"Loh, qo jangan sebut partainya. Ini kebebasan pers kebebasan untuk bicara. Ya jangan disebut partainya. Kenapa ? Jangan mengekang kebebasan pers.
Kebebasan itu sah sah saja, boleh-boleh saja, tapi khusus masalah ini. Tidak bisa. Kenapa tidak bisa ? Jangan menahan berita. Kita sampaikan ke publik, bahwa politisi partai ini bobrok. Gmana tidak bobrok. Ya jelas tidak bisa, kamu tidak berpikir jauh! Kamu pikir siapa yang menggaji kamu ? Ya bos pemilik partai ini. Bagaimana kamu ini.
Kalo soal berita partai lain, kita harus membesarkan berita itu. Blow Up! Tapi kalo partai milik bos kita. Jangan sampe dibesar-besarkan. Ingat itu. Contohh nyata semburan air mancur di Timur Jawa. Tidak boleh kita beritakan itu.
Apapun yang berkaitan dengan bos kita, disimpan. Ingat itu."

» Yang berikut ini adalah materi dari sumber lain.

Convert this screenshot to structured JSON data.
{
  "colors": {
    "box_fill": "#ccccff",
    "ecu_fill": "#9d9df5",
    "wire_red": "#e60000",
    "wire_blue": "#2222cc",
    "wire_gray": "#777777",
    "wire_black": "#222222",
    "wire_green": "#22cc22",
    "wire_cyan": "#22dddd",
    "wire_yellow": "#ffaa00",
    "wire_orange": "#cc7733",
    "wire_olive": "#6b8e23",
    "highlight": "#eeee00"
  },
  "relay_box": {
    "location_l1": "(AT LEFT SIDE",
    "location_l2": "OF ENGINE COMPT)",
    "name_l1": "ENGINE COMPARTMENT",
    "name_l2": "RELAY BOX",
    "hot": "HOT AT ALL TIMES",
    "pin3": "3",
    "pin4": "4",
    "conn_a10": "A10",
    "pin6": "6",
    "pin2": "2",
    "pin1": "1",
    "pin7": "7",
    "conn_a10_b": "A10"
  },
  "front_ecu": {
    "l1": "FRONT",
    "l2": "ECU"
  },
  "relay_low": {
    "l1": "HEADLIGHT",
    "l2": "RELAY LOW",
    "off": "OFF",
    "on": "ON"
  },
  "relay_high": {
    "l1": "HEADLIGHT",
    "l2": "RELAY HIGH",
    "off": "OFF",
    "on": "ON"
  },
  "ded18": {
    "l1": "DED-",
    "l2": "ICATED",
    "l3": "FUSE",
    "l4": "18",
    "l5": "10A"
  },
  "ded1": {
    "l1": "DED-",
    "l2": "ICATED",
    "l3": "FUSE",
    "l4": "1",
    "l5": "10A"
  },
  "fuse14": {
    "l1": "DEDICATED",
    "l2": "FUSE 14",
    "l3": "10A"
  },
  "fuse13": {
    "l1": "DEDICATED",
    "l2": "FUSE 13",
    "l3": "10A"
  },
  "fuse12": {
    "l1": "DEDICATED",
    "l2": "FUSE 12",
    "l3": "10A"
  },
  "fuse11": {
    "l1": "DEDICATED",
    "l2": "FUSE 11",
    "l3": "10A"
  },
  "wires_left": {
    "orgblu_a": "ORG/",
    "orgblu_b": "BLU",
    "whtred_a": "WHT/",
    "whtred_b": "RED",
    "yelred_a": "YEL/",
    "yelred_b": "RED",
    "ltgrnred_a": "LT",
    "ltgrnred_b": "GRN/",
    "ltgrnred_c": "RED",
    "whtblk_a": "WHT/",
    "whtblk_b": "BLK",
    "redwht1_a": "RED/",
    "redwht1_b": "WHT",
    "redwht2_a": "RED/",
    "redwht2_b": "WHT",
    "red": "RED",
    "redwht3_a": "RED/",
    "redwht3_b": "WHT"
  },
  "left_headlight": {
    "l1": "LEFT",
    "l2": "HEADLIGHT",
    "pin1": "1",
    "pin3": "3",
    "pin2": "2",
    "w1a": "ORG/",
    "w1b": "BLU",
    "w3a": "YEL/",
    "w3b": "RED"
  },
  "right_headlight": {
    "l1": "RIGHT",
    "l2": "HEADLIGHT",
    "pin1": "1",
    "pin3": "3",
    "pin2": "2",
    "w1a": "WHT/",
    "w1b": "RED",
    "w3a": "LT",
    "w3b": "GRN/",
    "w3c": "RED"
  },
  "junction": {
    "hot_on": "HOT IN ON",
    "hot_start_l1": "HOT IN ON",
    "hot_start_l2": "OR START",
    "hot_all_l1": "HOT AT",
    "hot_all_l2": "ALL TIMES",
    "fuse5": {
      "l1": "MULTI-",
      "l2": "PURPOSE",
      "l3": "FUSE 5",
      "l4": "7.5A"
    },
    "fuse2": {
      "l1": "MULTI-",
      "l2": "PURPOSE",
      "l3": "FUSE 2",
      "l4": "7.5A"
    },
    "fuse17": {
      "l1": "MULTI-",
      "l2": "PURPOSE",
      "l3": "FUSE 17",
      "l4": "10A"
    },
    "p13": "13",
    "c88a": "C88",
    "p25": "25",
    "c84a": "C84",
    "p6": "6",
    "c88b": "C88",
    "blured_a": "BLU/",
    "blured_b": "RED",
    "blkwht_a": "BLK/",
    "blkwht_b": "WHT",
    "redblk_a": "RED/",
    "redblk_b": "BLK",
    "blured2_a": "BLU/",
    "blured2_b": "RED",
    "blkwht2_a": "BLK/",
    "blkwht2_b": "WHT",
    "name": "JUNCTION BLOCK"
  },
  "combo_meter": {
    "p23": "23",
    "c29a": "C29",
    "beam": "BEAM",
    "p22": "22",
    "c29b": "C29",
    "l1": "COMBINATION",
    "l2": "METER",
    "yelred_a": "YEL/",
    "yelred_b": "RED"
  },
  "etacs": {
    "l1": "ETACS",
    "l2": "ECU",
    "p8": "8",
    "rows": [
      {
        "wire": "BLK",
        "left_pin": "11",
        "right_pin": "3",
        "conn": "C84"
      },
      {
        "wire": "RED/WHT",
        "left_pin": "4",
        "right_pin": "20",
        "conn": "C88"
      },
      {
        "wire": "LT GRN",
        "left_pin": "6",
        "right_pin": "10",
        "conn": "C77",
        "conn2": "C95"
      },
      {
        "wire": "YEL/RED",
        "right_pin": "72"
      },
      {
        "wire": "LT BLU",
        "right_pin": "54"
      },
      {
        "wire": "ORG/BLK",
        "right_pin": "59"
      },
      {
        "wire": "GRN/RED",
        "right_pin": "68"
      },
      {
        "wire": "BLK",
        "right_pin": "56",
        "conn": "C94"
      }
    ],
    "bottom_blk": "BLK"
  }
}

Obrolan dua pegawai media tv yang berdebat untuk menyebutkan nama partai si bos. Di dunia ini ada hukum sebab akibat, nah sebabnya media partai ini yang lebay dalam memberitakan borok partai lain. Sekarang ? dihajar lah sama media lain tuh TV. Belum lagi masuk ke ranah sosial media.
Maruknya nih pemilik Media sampe lupa kalo dosa-dosa dia di masa lalu itu busuk dan ketika ingin menjadi Presiden. Maka media elektronik yang dia miliki harus tutup mata dan telinga setiap berita tentang borok dirinya dan partainya.
Beginilah kebebasan pers di Indonesia tercintahhh. Lebay, arogan, dan penuh tipu daya. Bebass.